Popular books are easily identified at the Houston County Jail’s library. Paper spines are worn and sometimes reinforced with a label removed from a deodorant bottle – an inmate’s attempt to protect a book with what they have on hand.
Pretty much anything by Joyce Meyer is hard to keep on the shelves for long. Self-help books are also in high demand as are religious books. And then there’s “Mary, Mary” by James Patterson. It’s pretty much always checked out.
“Our desire is that these books are going not just to help them spend their time, but as they spend their time reading, help make them better and be productive…,” said Houston County Sheriff’s Office Chaplain Joey Holland.
Holland is in charge of the jail’s library – a small room near the jail’s main entrance with shelves lined with fiction and non-fiction books available for inmates to check out every two weeks.
Of the 1,400 titles in the library’s collection, there are books by John Grisham, Jodi Picoult, Nicholas Sparks, and Danielle Steel. There’s a little Shakespeare and some Mark Twain. Biographies are popular, especially those on Johnny Cash. And there are self-help books on parenting, relationships, and co-dependency.
The library began lending books about eight months ago. Inmates can access a digital library catalog through kiosks in each inmate pod. They’re the same kiosks inmates use to make commissary and chaplain requests. Library software purchased by the jail allows inmates to identify the books they want.
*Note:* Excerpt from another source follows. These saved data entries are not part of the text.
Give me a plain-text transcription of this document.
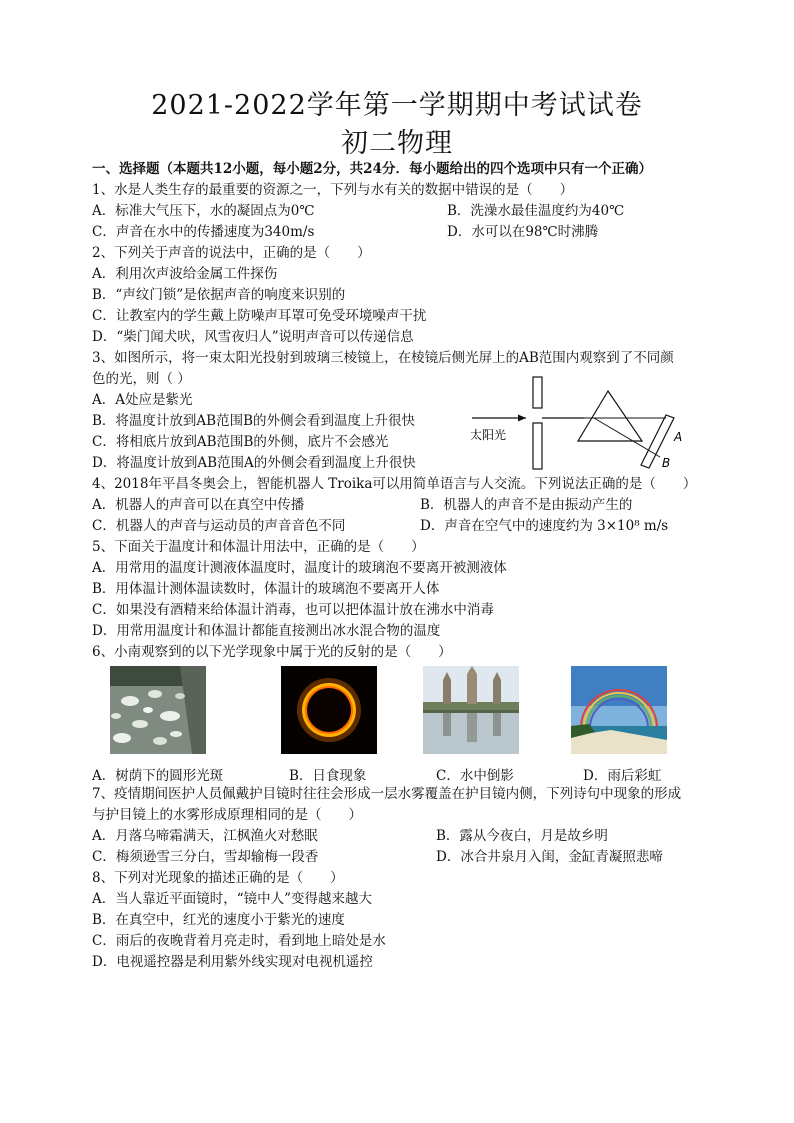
2021-2022学年第一学期期中考试试卷
初二物理
一、选择题（本题共12小题，每小题2分，共24分．每小题给出的四个选项中只有一个正确）
1、水是人类生存的最重要的资源之一，下列与水有关的数据中错误的是（　　）
A．标准大气压下，水的凝固点为0℃	B．洗澡水最佳温度约为40℃
C．声音在水中的传播速度为340m/s	D．水可以在98℃时沸腾
2、下列关于声音的说法中，正确的是（　　）
A．利用次声波给金属工件探伤
B．“声纹门锁”是依据声音的响度来识别的
C．让教室内的学生戴上防噪声耳罩可免受环境噪声干扰
D．“柴门闻犬吠，风雪夜归人”说明声音可以传递信息
3、如图所示，将一束太阳光投射到玻璃三棱镜上，在棱镜后侧光屏上的AB范围内观察到了不同颜
色的光，则（ ）
A．A处应是紫光
B．将温度计放到AB范围B的外侧会看到温度上升很快
C．将相底片放到AB范围B的外侧，底片不会感光
D．将温度计放到AB范围A的外侧会看到温度上升很快
太阳光	A
B
4、2018年平昌冬奥会上，智能机器人 Troika可以用简单语言与人交流。下列说法正确的是（　　）
A．机器人的声音可以在真空中传播	B．机器人的声音不是由振动产生的
C．机器人的声音与运动员的声音音色不同	D．声音在空气中的速度约为 3×10⁸ m/s
5、下面关于温度计和体温计用法中，正确的是（　　）
A．用常用的温度计测液体温度时，温度计的玻璃泡不要离开被测液体
B．用体温计测体温读数时，体温计的玻璃泡不要离开人体
C．如果没有酒精来给体温计消毒，也可以把体温计放在沸水中消毒
D．用常用温度计和体温计都能直接测出冰水混合物的温度
6、小南观察到的以下光学现象中属于光的反射的是（　　）
A．树荫下的圆形光斑	B．日食现象	C．水中倒影	D．雨后彩虹
7、疫情期间医护人员佩戴护目镜时往往会形成一层水雾覆盖在护目镜内侧，下列诗句中现象的形成
与护目镜上的水雾形成原理相同的是（　　）
A．月落乌啼霜满天，江枫渔火对愁眠	B．露从今夜白，月是故乡明
C．梅须逊雪三分白，雪却输梅一段香	D．冰合井泉月入闺，金缸青凝照悲啼
8、下列对光现象的描述正确的是（　　）
A．当人靠近平面镜时，“镜中人”变得越来越大
B．在真空中，红光的速度小于紫光的速度
C．雨后的夜晚背着月亮走时，看到地上暗处是水
D．电视遥控器是利用紫外线实现对电视机遥控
Since the jail library opened earlier this year, the number of available books has doubled and interest among inmates has grown, Holland said.
When he got approval from command staff to purchase the software and organize the library, Holland reached out to the Dothan-Houston County Library System for guidance. There, he found the Friends of the Library, a group of willing volunteers, some of them retired librarians more than happy to put their skills to work.
Friends of the Library volunteers come to the jail every two weeks to organize the library and fill a book cart so that Holland can deliver the books to inmates.
“A quarter of what is checked out is either religious or self-help,” said Jane Belsches of the Friends of Library. “This really tells you that they’re seeking to get out of this situation.”
Books have to be approved before they are added to the catalog and only paperback books are used in the jail library. The week after Thanksgiving, the Friends of the Library will have a giving tree at the Westgate Library with a wish list of books that are in demand.
Inmates are allowed to check out books every two weeks. After the initial two weeks, they have the option to check out the same book another two times for six weeks total. Inmates can also put books on reserve so that when the title becomes available, they’ll be on the list to get it next.
There are about 190 titles checked out every two weeks among an inmate population that stays between 300 and 400.
Holland said he couldn’t do the library without help from the Friends of the Library and the support of command staff like Sheriff Donald Valenza, Maj. Bill Rafferty, and Jail Commander James Brazier. And while delivering the books to inmates can take up an entire day every two weeks, Holland doesn’t mind. It’s another chance for him to connect with inmates. Delivery takes as long as it does because often inmates stop him to talk about something else.
“It’s really a dual thing for me,” Holland said. “It’s not just about the books.”